Kirkus Book Review (Spoiler Alerts)
A review from Kirkus Review, October 15, 2020.
There are some spoiler alerts .
In this debut novel, three women at their 20-year college reunion reexamine details surrounding a death their friend and former roommate supposedly caused.
In 1969, four new roommates at the Parnassus Canyon University in California hit it off almost immediately. Tasha Marie Goldberg, Elizabeth Adams, Dawn Wolfe, and Miranda Taylor are all bright, distinctive, and ambitious. But Tasha has her share of troubles and, in her senior year, goes to Kip Morgan for the answers to the upcoming biology midterm. During their secret rendezvous, Miranda jogs past, and loathsome, switchblade-wielding Kip aggressively taunts and pursues her before he fatally falls from bleachers. Though Tasha witnesses it, Miranda wants to avoid the authorities. Kip is the son of John Morgan, the board of trustees president, while Miranda, a reporter for the school newspaper, wrote a scathing investigative piece on the local police. She’s also certain Tasha’s promiscuity and academic cheating will negate her witness statement. When Kip’s friends spot Miranda, she flees and subsequently becomes a murder suspect. Reports of the death reveal John’s frightening influence: Kip reputedly suffered multiple stab wounds, which Tasha knows isn’t true. Years pass, and Miranda, still in hiding, leaves annual cryptic messages for Tasha (including a bouquet and an accompanying movie quote). Tasha, Elizabeth, and Dawn meet every year. During their 20-year PCU reunion, handsome biker Roger Gala catches their attention. He expresses an apparent interest in each woman as well as Miranda’s case. This renews the friends’ curiosity about the matter, and soon Elizabeth and Dawn may learn what Tasha has always known.

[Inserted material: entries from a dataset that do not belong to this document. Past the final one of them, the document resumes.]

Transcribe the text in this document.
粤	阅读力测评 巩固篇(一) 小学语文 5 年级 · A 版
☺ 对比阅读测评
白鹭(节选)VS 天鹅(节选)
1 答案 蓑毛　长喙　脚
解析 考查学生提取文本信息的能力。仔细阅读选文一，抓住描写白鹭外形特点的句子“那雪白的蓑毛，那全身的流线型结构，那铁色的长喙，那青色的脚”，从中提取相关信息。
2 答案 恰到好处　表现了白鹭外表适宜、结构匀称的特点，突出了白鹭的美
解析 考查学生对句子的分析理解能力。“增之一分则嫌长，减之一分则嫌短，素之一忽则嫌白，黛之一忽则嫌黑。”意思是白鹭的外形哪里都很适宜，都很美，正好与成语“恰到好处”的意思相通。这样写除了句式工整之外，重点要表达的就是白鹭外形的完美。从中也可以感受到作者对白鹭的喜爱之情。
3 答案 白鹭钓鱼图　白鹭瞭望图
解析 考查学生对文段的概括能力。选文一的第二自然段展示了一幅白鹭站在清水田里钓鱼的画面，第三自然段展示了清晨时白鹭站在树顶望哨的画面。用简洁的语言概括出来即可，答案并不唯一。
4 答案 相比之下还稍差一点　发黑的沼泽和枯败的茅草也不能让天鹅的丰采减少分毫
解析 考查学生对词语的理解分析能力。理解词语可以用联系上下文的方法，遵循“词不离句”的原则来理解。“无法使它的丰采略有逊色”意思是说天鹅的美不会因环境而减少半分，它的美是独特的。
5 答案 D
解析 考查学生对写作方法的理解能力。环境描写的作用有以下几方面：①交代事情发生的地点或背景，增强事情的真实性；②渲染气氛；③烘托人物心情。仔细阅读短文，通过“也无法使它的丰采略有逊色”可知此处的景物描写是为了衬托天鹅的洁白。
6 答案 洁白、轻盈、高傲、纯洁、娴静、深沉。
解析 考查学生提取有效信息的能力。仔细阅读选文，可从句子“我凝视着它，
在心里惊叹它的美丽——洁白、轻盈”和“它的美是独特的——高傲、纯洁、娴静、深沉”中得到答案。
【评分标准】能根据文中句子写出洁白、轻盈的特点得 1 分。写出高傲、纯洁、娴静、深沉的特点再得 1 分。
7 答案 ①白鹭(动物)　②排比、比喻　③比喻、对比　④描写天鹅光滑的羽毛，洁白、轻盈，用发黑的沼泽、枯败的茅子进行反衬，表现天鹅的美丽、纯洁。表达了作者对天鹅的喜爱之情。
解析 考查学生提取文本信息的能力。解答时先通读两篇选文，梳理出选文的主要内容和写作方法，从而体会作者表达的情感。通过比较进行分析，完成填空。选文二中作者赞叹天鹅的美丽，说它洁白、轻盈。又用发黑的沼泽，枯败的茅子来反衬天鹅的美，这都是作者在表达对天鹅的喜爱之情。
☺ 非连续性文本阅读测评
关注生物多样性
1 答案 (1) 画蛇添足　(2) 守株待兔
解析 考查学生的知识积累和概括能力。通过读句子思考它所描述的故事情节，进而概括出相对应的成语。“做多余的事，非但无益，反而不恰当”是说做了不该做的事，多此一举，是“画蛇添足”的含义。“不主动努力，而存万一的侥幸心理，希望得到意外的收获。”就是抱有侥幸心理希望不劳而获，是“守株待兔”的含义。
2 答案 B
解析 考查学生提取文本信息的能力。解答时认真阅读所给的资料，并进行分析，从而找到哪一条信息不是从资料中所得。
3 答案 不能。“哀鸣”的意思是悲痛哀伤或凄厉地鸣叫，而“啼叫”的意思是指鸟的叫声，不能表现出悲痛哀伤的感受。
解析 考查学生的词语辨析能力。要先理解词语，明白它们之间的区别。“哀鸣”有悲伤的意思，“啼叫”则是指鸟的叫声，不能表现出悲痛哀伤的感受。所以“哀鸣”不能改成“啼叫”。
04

West’s concise writing throughout produces a brisk, descriptive novel. She quickly establishes the characters of the four roommates, whose social classes, life experiences, and temperaments noticeably vary. They essentially define their personalities by equating themselves with goddesses; Miranda chooses Eris, the goddess of discord. This leads to their endearing group name of “goddesses,” which they continue using years later. But the story ultimately centers on Tasha, who becomes a successful actor and marries TV director Jacob Felding. It’s somewhat disappointing since Elizabeth and Dawn are equally absorbing. Dawn, for one, who was conceived when White men gang-raped her Navajo mother, has a generally tranquil disposition and, fittingly, becomes a therapist. The fateful scene Tasha witnesses is suitably unsettling: Kip tries goading Miranda with homophobic slurs but adds a new, terrifying element by pulling out a switchblade. Similarly, the tense aftermath entails more than one person being deceitful. Although there’s no mystery with regard to Kip’s accidental death, there are a couple of enigmatic characters deftly inserted into the mix. For example, Miranda suggests that Tasha can trust one of her sources, whom she refers to only as the Marlboro Man. Roger, too, is initially puzzling, as he suddenly appears in the women’s lives, but readers will likely guess his link to Miranda’s case. The vivid final act deals with possibly clearing Miranda’s name as well as uncovering where she has been for two decades. Nevertheless, the author allows some questions to linger by the memorable denouement.
A sublime portrayal of an unfaltering friendship in the face of adversity.